- Born: 1990 (age 35–36) Bordighera, Italy
- Origin: Italian
- Genres: Classical music
- Occupations: Pianist, musician
- Instrument: Piano
- Label: Enorecords LLC
- Website: https://enorecordsllc.com/

= Veronica Rudian =

Italian pianist, producer, and poet

 Veronica Rudian, (born on 15 June 1990) is an Italian pianist, producer, and poet. In 2009, she was nominated for official testimony (brand ambassador) to UNICEF and she won.
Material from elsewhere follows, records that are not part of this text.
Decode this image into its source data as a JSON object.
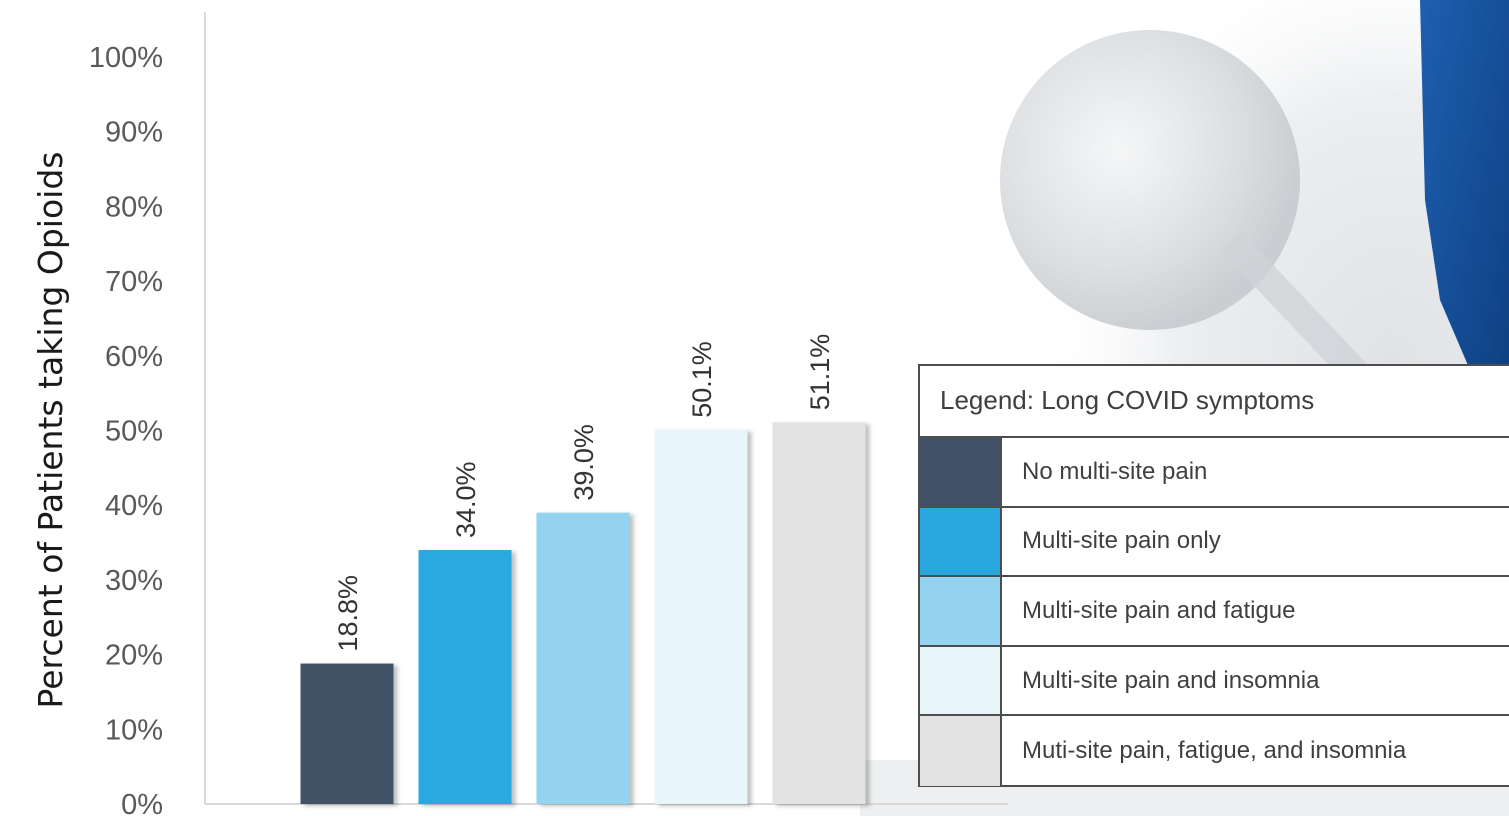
{
  "chart_data": {
    "type": "bar",
    "categories": [
      "No multi-site pain",
      "Multi-site pain only",
      "Multi-site pain and fatigue",
      "Multi-site pain and insomnia",
      "Muti-site pain, fatigue, and insomnia"
    ],
    "values": [
      18.8,
      34.0,
      39.0,
      50.1,
      51.1
    ],
    "data_labels": [
      "18.8%",
      "34.0%",
      "39.0%",
      "50.1%",
      "51.1%"
    ],
    "colors": [
      "#425268",
      "#29a8e0",
      "#93d3ef",
      "#e8f5fb",
      "#e3e3e3"
    ],
    "ylabel": "Percent of Patients taking Opioids",
    "yticks": [
      "0%",
      "10%",
      "20%",
      "30%",
      "40%",
      "50%",
      "60%",
      "70%",
      "80%",
      "90%",
      "100%"
    ],
    "ylim": [
      0,
      100
    ],
    "grid": false,
    "legend": {
      "title": "Legend: Long COVID symptoms",
      "position": "right"
    }
  }
}
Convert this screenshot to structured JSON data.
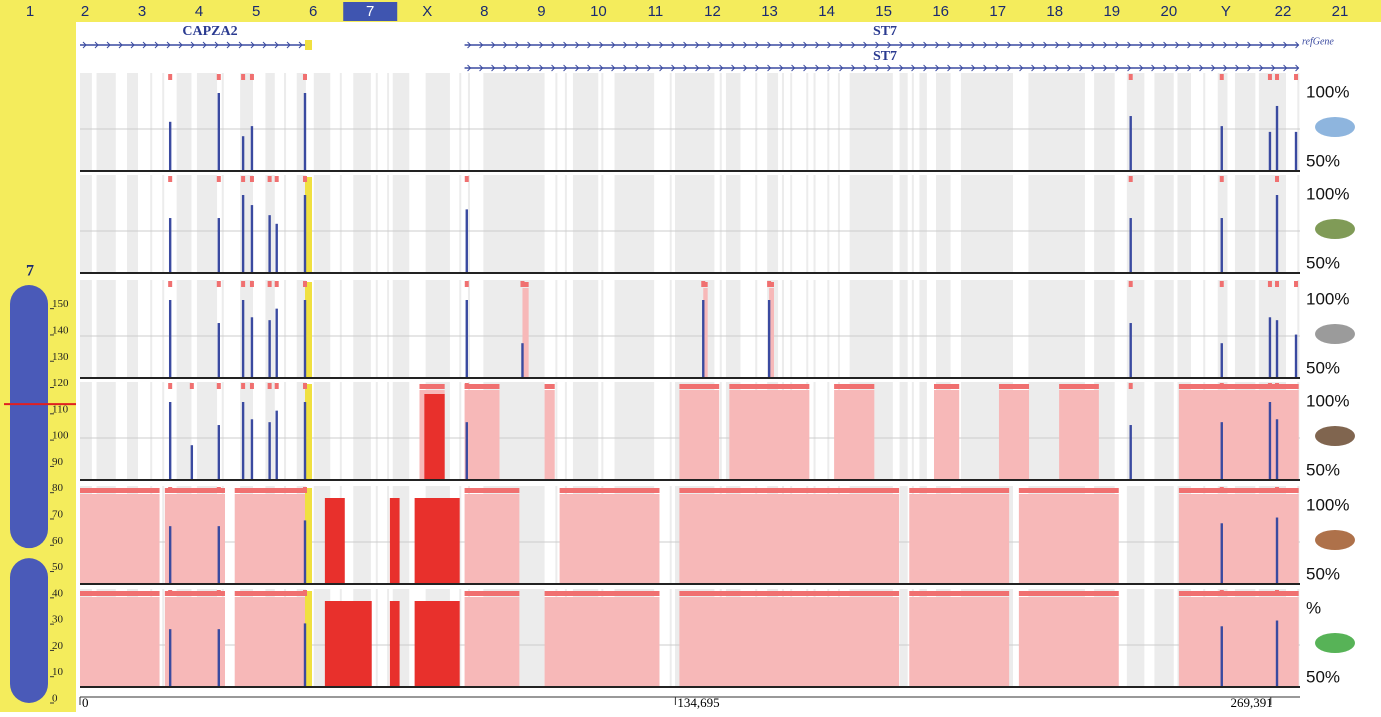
{
  "header": {
    "chromosomes": [
      "1",
      "2",
      "3",
      "4",
      "5",
      "6",
      "7",
      "X",
      "8",
      "9",
      "10",
      "11",
      "12",
      "13",
      "14",
      "15",
      "16",
      "17",
      "18",
      "19",
      "20",
      "Y",
      "22",
      "21"
    ],
    "selected": 6
  },
  "genes": {
    "track_label": "refGene",
    "items": [
      {
        "name": "CAPZA2",
        "start": 0,
        "end": 50900
      },
      {
        "name": "ST7",
        "start": 87000,
        "end": 275700
      },
      {
        "name": "ST7",
        "start": 87000,
        "end": 275700
      }
    ]
  },
  "ideogram": {
    "label": "7",
    "ylim": [
      0,
      159
    ],
    "ticks": [
      150,
      140,
      130,
      120,
      110,
      100,
      90,
      80,
      70,
      60,
      50,
      40,
      30,
      20,
      10,
      0
    ],
    "centromere": 57,
    "marker": 113.7
  },
  "axis": {
    "xlim": [
      0,
      276000
    ],
    "xticks": [
      0,
      {
        "value": 134695,
        "label": "134,695"
      },
      {
        "value": 269391,
        "label": "269,391"
      }
    ]
  },
  "colors": {
    "peak": "#3a4aa0",
    "region": "#f7b8b8",
    "highlight": "#e8302c"
  },
  "tracks": [
    {
      "top_label": "100%",
      "bottom_label": "50%",
      "ylim": [
        50,
        100
      ],
      "peaks": {
        "x": [
          20400,
          31400,
          36900,
          38900,
          50900,
          237700,
          258300,
          269200,
          270800,
          275100
        ],
        "values": [
          80,
          100,
          70,
          77,
          100,
          84,
          77,
          73,
          91,
          73
        ]
      },
      "regions": [],
      "highlight_regions": []
    },
    {
      "top_label": "100%",
      "bottom_label": "50%",
      "ylim": [
        50,
        100
      ],
      "peaks": {
        "x": [
          20400,
          31400,
          36900,
          38900,
          42900,
          44500,
          50900,
          87500,
          237700,
          258300,
          270800
        ],
        "values": [
          84,
          84,
          100,
          93,
          86,
          80,
          100,
          90,
          84,
          84,
          100
        ]
      },
      "regions": [],
      "highlight_regions": []
    },
    {
      "top_label": "100%",
      "bottom_label": "50%",
      "ylim": [
        50,
        100
      ],
      "peaks": {
        "x": [
          20400,
          31400,
          36900,
          38900,
          42900,
          44500,
          50900,
          87500,
          100100,
          141000,
          155900,
          237700,
          258300,
          269200,
          270800,
          275100
        ],
        "values": [
          100,
          84,
          100,
          88,
          86,
          94,
          100,
          100,
          70,
          100,
          100,
          84,
          70,
          88,
          86,
          76
        ]
      },
      "regions": [
        [
          100100,
          101500
        ],
        [
          141000,
          142000
        ],
        [
          155900,
          157000
        ]
      ],
      "highlight_regions": []
    },
    {
      "top_label": "100%",
      "bottom_label": "50%",
      "ylim": [
        50,
        100
      ],
      "peaks": {
        "x": [
          20400,
          25300,
          31400,
          36900,
          38900,
          42900,
          44500,
          50900,
          87500,
          237700,
          258300,
          269200,
          270800
        ],
        "values": [
          100,
          70,
          84,
          100,
          88,
          86,
          94,
          100,
          86,
          84,
          86,
          100,
          88
        ]
      },
      "regions": [
        [
          76800,
          82500
        ],
        [
          87000,
          94900
        ],
        [
          105100,
          107400
        ],
        [
          135600,
          144600
        ],
        [
          146900,
          165000
        ],
        [
          170600,
          179700
        ],
        [
          193200,
          198900
        ],
        [
          207900,
          214700
        ],
        [
          221500,
          230500
        ],
        [
          248600,
          275700
        ]
      ],
      "highlight_regions": [
        [
          77900,
          82500
        ]
      ]
    },
    {
      "top_label": "100%",
      "bottom_label": "50%",
      "ylim": [
        50,
        100
      ],
      "peaks": {
        "x": [
          20400,
          31400,
          50900,
          258300,
          270800
        ],
        "values": [
          86,
          86,
          90,
          88,
          92
        ]
      },
      "regions": [
        [
          0,
          18000
        ],
        [
          19200,
          32800
        ],
        [
          35000,
          50900
        ],
        [
          87000,
          99400
        ],
        [
          108500,
          131100
        ],
        [
          135600,
          185300
        ],
        [
          187600,
          210200
        ],
        [
          212400,
          235000
        ],
        [
          248600,
          275700
        ]
      ],
      "highlight_regions": [
        [
          55400,
          59900
        ],
        [
          70100,
          72300
        ],
        [
          75700,
          85900
        ]
      ]
    },
    {
      "top_label": "%",
      "bottom_label": "50%",
      "ylim": [
        50,
        100
      ],
      "peaks": {
        "x": [
          20400,
          31400,
          50900,
          258300,
          270800
        ],
        "values": [
          86,
          86,
          90,
          88,
          92
        ]
      },
      "regions": [
        [
          0,
          18000
        ],
        [
          19200,
          32800
        ],
        [
          35000,
          50900
        ],
        [
          87000,
          99400
        ],
        [
          105100,
          131100
        ],
        [
          135600,
          185300
        ],
        [
          187600,
          210200
        ],
        [
          212400,
          235000
        ],
        [
          248600,
          275700
        ]
      ],
      "highlight_regions": [
        [
          55400,
          66000
        ],
        [
          70100,
          72300
        ],
        [
          75700,
          85900
        ]
      ]
    }
  ]
}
She is popularly known for her album "Hell's Angels" which she toured with internationally and performed also as a guest artist at Sanremo Music Festival.

==Biography==
Veronica Rudian was born in Bordighera a province of Liguria in Italy.

==Music career==

She is a professional pianist, composer and a film soundtrack producer. Veronica started her musical career professionally at the age of five years, winning national and international competitions. She claimed to be inspired by Bob Dylan. "I taught myself to be a prominent pianist and a composer" she said in Italian national newspaper La Stampa. This became one of her most quoted statements during interviews with the media. Her five years music collaboration and international music tour with Bob Dylan's Band's multi-instrumentalist Donnie Herron earned her an international stardom. She has performed as a solo pianist in prestigious ceremonies, such as Sanremo Music Festival. In 2005, she moved to Warsaw to perform Chopin's music. In 2009, she was endorsed by UNICEF at Imperia for her artistic merit. In 2009, she released her debut album in a CD format, produced and recorded by UNICEF classical music. In 2010, she recorded her second album for an indie imprint, Presingmusicltd, entitled "Hell's Angels" which sold 15,000 units. In 2011, she composed Christmas commercial for Vodafone. In 2011, she won the Woman of the Year Award in Lugano, with a total of 900 female recipients, from all over the world, she became third Italian to receive the prestigious award after a former tennis player Lea Pericoli and the Italian scientist Rita Levi Montalcini. In 2012, she also received University of Peace an honorary academic diploma "Honoris Causa" in Lugano. In 2016, Veronica Rudian composed and produced a young Ligurian singer who participated in "Ti Lascio Una Canzone" produced by RAI conducted by Clerici reaching the finals. In 2018, she performed rotational concerts to raising funds for the earthquake-vices of Marche, Emilia and Umbria in Italy. In 2019, she did a concert to raise a huge sum for the displaced families of the Morandi bridge that collapsed in Genoa, leaving several families homeless.